One reason why Portland is home to a convention like Stumptown is the concentration of creators and publishers who reside in or near the city. The local scene includes artists and writers, like Dylan Meconis (Bite Me, Family Man), who primarily make comics for themselves, publishing to the web, on their own, or through a micro-press. (Full disclosure: Meconis is an acquaintance of mine.) It also includes creators like Greg Rucka (Detective Comics, Queen and Country) who work for the major publishers, as well on work that they own and publish through smaller outlets like Oni Press, also based in Portland, as is Dark Horse, which, like Oni, puts out a range of books with appeal to different readers. Just as creators and publishers cross-boundaries between readers, there are readers with memberships in multiple tribes.

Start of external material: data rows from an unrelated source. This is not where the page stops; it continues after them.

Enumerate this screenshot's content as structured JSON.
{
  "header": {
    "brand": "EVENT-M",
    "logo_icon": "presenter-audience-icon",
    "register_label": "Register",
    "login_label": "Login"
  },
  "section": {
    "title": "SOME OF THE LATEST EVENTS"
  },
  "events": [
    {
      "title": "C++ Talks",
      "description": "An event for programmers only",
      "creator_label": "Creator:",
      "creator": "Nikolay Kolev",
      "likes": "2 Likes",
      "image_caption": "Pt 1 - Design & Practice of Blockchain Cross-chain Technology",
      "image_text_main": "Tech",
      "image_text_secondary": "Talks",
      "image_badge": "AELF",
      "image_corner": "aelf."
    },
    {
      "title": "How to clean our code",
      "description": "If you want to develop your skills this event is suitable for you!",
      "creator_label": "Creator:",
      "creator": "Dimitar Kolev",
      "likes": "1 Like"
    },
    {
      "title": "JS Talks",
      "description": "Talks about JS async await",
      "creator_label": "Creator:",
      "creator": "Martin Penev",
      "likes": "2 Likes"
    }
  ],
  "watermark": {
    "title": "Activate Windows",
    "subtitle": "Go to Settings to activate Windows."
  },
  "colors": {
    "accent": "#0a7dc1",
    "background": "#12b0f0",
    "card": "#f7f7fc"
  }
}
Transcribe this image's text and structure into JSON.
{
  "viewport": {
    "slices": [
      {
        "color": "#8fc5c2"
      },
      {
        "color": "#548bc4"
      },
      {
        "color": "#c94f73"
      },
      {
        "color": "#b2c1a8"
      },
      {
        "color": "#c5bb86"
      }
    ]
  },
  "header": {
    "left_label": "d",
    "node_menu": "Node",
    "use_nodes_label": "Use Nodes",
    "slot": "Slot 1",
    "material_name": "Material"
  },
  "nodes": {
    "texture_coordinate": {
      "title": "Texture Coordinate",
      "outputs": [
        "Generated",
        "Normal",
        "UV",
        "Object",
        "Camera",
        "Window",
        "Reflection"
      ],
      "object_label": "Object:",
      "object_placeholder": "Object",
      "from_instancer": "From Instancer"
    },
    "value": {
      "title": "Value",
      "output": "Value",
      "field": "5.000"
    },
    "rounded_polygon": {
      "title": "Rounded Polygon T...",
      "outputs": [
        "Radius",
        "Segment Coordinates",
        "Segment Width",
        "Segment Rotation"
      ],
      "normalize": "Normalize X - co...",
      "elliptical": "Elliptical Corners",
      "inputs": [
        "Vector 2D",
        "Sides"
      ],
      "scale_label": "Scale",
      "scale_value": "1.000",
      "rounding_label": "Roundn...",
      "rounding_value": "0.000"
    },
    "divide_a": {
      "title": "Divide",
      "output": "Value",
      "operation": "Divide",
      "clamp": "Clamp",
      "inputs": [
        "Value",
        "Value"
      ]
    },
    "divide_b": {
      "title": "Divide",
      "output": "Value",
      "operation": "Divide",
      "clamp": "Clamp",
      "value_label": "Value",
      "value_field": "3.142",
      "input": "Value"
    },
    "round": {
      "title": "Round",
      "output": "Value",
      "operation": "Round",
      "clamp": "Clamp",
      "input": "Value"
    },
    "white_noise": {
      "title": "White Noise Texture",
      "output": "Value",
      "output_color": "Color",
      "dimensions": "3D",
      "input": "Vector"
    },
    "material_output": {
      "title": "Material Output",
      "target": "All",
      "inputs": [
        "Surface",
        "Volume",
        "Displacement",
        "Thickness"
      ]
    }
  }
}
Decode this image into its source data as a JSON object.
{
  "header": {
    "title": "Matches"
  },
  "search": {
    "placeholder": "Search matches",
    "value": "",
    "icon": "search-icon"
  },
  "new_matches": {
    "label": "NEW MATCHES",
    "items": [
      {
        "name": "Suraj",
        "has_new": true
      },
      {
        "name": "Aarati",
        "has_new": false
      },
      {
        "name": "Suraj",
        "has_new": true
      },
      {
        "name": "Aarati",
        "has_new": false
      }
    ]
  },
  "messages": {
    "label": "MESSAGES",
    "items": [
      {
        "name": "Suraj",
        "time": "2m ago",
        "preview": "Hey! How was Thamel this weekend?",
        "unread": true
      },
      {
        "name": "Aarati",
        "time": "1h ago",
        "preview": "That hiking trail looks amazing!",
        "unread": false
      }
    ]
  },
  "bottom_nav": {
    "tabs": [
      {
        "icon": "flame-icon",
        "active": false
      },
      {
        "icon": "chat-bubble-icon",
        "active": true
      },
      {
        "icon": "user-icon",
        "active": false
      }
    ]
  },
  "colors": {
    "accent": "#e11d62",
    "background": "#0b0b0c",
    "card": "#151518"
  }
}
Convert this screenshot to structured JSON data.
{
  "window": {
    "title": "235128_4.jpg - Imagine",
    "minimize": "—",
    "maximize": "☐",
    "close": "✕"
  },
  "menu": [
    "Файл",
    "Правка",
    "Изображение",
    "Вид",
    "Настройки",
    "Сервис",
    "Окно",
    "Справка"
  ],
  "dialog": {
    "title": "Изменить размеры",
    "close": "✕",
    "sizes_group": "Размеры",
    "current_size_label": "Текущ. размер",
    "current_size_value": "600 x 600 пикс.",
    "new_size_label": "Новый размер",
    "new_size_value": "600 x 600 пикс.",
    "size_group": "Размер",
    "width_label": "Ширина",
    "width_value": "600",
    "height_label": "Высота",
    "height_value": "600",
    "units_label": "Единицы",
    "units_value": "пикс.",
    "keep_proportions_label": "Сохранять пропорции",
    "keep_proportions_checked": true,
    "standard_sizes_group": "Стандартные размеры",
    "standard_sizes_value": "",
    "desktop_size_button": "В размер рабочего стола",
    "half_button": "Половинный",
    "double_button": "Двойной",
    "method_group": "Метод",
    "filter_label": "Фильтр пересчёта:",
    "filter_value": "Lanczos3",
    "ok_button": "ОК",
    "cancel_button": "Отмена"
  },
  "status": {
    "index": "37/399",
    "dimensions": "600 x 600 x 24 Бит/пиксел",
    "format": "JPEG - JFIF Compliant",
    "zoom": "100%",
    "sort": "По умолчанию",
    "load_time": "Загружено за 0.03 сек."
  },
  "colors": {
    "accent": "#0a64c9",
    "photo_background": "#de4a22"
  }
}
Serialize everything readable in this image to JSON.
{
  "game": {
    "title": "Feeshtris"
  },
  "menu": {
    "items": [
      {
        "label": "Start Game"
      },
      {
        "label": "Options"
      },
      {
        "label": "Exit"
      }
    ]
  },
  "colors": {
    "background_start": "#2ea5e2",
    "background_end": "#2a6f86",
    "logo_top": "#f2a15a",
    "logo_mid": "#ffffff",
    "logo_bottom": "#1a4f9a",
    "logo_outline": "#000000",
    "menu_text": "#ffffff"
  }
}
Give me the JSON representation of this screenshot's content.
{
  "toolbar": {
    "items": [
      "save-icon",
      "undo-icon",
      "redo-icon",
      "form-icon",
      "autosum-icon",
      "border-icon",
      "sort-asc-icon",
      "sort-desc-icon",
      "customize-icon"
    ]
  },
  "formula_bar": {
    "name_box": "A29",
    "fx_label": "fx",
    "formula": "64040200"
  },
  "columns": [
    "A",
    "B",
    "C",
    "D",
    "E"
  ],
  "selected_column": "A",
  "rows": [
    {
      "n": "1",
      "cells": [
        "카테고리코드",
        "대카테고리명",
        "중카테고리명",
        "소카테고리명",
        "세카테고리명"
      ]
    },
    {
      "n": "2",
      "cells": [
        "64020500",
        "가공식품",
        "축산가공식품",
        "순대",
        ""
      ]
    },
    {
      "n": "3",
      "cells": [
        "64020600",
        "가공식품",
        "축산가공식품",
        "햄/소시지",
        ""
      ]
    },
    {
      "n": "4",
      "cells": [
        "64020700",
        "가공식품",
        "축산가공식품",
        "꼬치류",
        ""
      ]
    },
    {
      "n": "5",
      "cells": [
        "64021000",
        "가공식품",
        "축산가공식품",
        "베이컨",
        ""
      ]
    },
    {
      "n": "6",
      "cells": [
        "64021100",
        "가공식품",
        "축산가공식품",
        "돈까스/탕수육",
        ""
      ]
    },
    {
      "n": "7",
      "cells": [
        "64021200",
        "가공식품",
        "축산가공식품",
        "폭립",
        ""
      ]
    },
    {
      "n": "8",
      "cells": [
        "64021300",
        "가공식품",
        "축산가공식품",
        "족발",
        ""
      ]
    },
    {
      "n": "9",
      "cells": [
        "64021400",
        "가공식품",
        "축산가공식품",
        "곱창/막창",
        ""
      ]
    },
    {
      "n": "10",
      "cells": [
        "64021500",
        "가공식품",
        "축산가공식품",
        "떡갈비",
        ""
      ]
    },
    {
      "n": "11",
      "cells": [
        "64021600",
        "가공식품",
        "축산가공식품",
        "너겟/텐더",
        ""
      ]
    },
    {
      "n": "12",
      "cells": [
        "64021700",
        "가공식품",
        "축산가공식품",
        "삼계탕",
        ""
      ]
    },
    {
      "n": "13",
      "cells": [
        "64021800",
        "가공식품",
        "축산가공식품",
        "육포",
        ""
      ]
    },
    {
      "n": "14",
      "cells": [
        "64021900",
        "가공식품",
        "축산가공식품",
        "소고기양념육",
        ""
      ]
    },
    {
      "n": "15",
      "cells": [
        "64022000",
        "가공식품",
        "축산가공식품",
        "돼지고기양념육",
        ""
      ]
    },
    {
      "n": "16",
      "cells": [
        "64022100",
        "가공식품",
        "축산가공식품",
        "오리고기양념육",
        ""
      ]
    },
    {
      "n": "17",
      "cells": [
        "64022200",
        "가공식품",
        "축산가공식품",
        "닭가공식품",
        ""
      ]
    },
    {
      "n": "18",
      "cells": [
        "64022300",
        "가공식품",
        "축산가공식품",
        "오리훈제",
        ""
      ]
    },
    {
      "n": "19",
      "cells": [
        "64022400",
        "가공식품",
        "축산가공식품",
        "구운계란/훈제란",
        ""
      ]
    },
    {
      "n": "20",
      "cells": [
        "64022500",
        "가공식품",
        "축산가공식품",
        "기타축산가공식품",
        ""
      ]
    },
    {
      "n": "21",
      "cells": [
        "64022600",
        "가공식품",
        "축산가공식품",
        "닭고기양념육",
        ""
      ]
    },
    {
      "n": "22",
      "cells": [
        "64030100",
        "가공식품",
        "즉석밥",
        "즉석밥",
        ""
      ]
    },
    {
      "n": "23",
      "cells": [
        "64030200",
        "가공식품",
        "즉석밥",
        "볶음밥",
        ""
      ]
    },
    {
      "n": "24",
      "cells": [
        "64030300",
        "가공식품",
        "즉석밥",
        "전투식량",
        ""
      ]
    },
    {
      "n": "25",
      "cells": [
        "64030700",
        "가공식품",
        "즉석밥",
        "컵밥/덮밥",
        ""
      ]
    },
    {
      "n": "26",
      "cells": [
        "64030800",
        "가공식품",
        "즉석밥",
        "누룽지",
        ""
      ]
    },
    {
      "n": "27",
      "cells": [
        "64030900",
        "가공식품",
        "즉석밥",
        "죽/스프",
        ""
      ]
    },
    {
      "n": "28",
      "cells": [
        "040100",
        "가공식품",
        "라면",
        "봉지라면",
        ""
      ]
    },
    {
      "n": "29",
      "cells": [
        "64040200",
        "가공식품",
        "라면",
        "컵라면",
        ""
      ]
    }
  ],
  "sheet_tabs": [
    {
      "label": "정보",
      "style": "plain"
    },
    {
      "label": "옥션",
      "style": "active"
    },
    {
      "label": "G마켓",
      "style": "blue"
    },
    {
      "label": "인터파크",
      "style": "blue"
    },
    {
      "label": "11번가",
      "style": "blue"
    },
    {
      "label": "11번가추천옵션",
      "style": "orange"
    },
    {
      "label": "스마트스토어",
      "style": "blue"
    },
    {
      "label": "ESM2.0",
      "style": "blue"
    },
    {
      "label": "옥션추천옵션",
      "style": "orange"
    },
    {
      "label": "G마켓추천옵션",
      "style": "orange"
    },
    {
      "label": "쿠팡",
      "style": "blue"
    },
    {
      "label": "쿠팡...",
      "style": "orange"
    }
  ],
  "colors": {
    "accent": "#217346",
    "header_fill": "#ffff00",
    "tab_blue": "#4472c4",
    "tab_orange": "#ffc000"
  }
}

This year the mega pop world of Comic-Con and the independent art world of Stumptown will converge when a film adaptation of Bryan Lee O’Malley’s Oni published Scott Pilgrim series starring Michael Cera (Arrested Development, Superbad, 2007) and directed by Edgar Wright (Shaun of the Dead, 2004, Hot Fuzz, 2007) premieres in August with a build-up at Comic-Con International. At Stumptown, Oni was selling the books, t-shirts, and posters in anticipation both of the film and the final book.


A big summer movie, a series distributed by a small publisher, a book with a distinctive style and voice, not to mention an upcoming video game, Scott Pilgrim is at the intersection between different tribes of readers, fans, and media, and fits in comfortably at both cons. Not all work will cross over so easily, but the fact that some can shows that the world of American comics is both big and small.

Shaun Huston is an associate professor in Geography and Film Studies at Western Oregon University, where he primarily teaches courses in political and cultural geography. He also makes films, including Comic Book City, Portland, Oregon, USA (2012), a documentary on the community of comics creators in Portland, Oregon (view details on IMDB).